As part of the three-year program, Microsoft will collaborate with ten higher education institutions in India, including BITS Pilani, BML Munjal University, ISB, Kalpataru Institute of Technology, KL University, Periyar University, Karunya University, SRM Institute of Science & Technology, SVKM (NMIMS) and Trident Academy of Technology.
Microsoft plans to give the selected institutions support with infrastructure, curriculum and content, alongside access to cloud and AI services, and developer support. The company said it would facilitate the setting up of AI infrastructure and an Internet of Things (IoT) hub at the institutions as well as access to its AI developmental tools and Azure AI Services.
Training programs for the faculty of the institutions would include workshops on cloud computing, data sciences, AI and IoT, and faculty would receive assistance in strategizing content and curricula for project-based and experiential learning, the company said.

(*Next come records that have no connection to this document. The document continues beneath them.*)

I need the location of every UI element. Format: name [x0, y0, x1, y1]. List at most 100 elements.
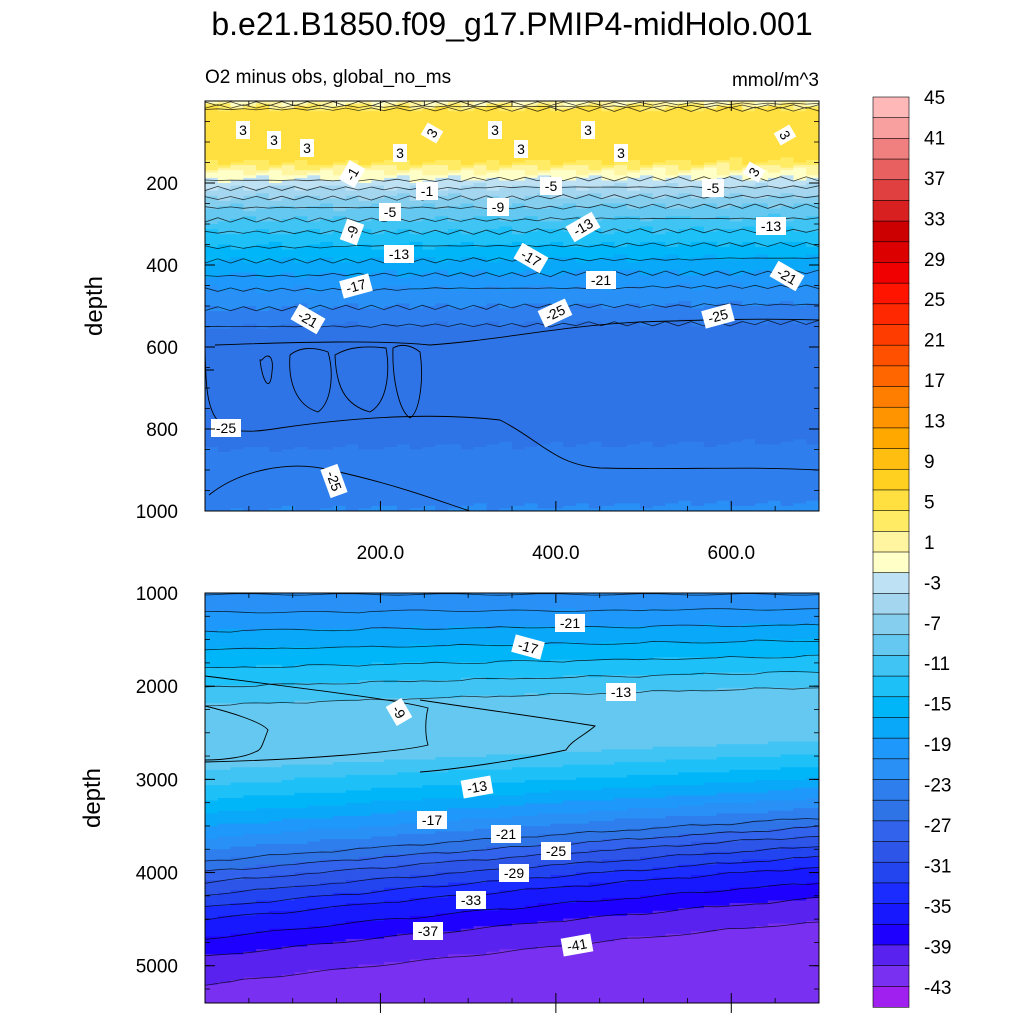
color-cell [742, 124, 756, 128]
color-cell [806, 247, 819, 251]
color-cell [537, 165, 551, 169]
color-cell [281, 231, 296, 235]
color-cell [742, 265, 756, 269]
color-cell [780, 298, 795, 302]
color-cell [230, 316, 244, 320]
color-cell [614, 231, 628, 235]
color-cell [217, 349, 232, 353]
color-cell [614, 134, 628, 138]
color-cell [422, 303, 436, 307]
color-cell [332, 218, 347, 223]
color-cell [371, 103, 385, 107]
color-cell [627, 357, 641, 361]
color-cell [281, 195, 296, 199]
color-cell [473, 259, 488, 264]
color-cell [614, 259, 628, 264]
color-cell [230, 334, 244, 338]
color-cell [473, 267, 488, 271]
color-cell [243, 188, 257, 192]
color-cell [243, 226, 257, 230]
color-cell [755, 247, 769, 251]
color-cell [320, 154, 334, 158]
color-cell [588, 354, 603, 358]
color-cell [499, 126, 513, 130]
color-cell [780, 329, 795, 333]
color-cell [793, 136, 807, 141]
color-cell [806, 188, 819, 192]
color-cell [486, 175, 500, 179]
color-cell [806, 293, 819, 297]
color-cell [460, 270, 475, 274]
color-cell [486, 234, 500, 238]
color-cell [396, 326, 411, 330]
color-cell [460, 159, 475, 164]
color-cell [601, 234, 615, 238]
color-cell [793, 144, 807, 148]
color-cell [448, 295, 462, 299]
color-cell [780, 183, 795, 187]
color-cell [537, 339, 551, 343]
color-cell [703, 239, 718, 243]
color-cell [639, 290, 654, 294]
color-cell [742, 144, 756, 148]
color-cell [742, 295, 756, 299]
color-cell [460, 131, 475, 135]
color-cell [281, 121, 296, 125]
color-cell [396, 359, 411, 363]
color-cell [384, 234, 398, 238]
color-cell [409, 106, 424, 110]
color-cell [243, 231, 257, 235]
color-cell [639, 198, 654, 202]
color-cell [524, 359, 539, 363]
color-cell [268, 265, 283, 269]
color-cell [358, 239, 372, 243]
color-cell [639, 118, 654, 123]
color-cell [678, 316, 692, 320]
color-cell [563, 170, 577, 174]
color-cell [639, 252, 654, 256]
color-cell [435, 167, 449, 171]
color-cell [575, 198, 590, 202]
color-cell [806, 106, 819, 110]
color-cell [524, 226, 539, 230]
color-cell [217, 124, 232, 128]
color-cell [806, 101, 819, 105]
color-cell [435, 247, 449, 251]
color-cell [537, 154, 551, 158]
color-cell [678, 254, 692, 258]
color-cell [703, 218, 718, 223]
color-cell [345, 157, 360, 161]
color-cell [716, 323, 731, 328]
color-cell [396, 229, 411, 233]
color-cell [422, 144, 436, 148]
color-cell [358, 103, 372, 107]
color-cell [755, 116, 769, 120]
color-cell [499, 290, 513, 294]
color-cell [320, 152, 334, 156]
color-cell [524, 203, 539, 207]
color-cell [409, 277, 424, 281]
color-cell [678, 216, 692, 220]
color-cell [460, 280, 475, 284]
color-cell [729, 208, 743, 212]
color-cell [639, 193, 654, 197]
color-cell [575, 106, 590, 110]
color-cell [537, 277, 551, 281]
color-cell [639, 113, 654, 117]
color-cell [742, 280, 756, 284]
color-cell [307, 157, 321, 161]
color-cell [307, 247, 321, 251]
color-cell [332, 188, 347, 192]
color-cell [588, 124, 603, 128]
color-cell [217, 318, 232, 322]
color-cell [652, 357, 667, 361]
color-cell [729, 262, 743, 266]
color-cell [217, 229, 232, 233]
color-cell [307, 108, 321, 112]
color-cell [345, 331, 360, 335]
color-cell [550, 267, 564, 271]
color-cell [716, 172, 731, 176]
color-cell [652, 193, 667, 197]
color-cell [755, 241, 769, 246]
color-cell [550, 149, 564, 153]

Microsoft believes that the program will serve almost 1.5 lakh (a lakh is a unit in the Indian numbering system equal to one hundred thousand) students as part of its commitment to building a “future-ready workforce”.
It said it hoped that with the edge of the company’s Intelligent Cloud Hub program, the selected institutions will become “learning centers of intelligent technologies and innovation hubs of path-breaking solutions”.
Citing a recent Microsoft and IDC Asia/Pacific study, the company suggested that “lack of skills, resources and continuous learning programs emerged as one of the top challenges faced by Indian organizations in adopting AI to accelerate their businesses”.
Microsoft’s goal with this program is to “amp up institutional setup along with educator capability, and provide relevant educational choices for students, helping them acquire the skills needed to fill the wide skills gap emerging across India and the global economy”.
“As AI becomes mainstream, organizations will require talent with skillsets that are very different from what exist now,” Anant Maheshwari, President of Microsoft India, said in a statement. “Educators and institutions are integral to the skilling revolution taking root in the country. With the right technology infrastructure, curriculum and training, we can empower today’s students to build the India of tomorrow.”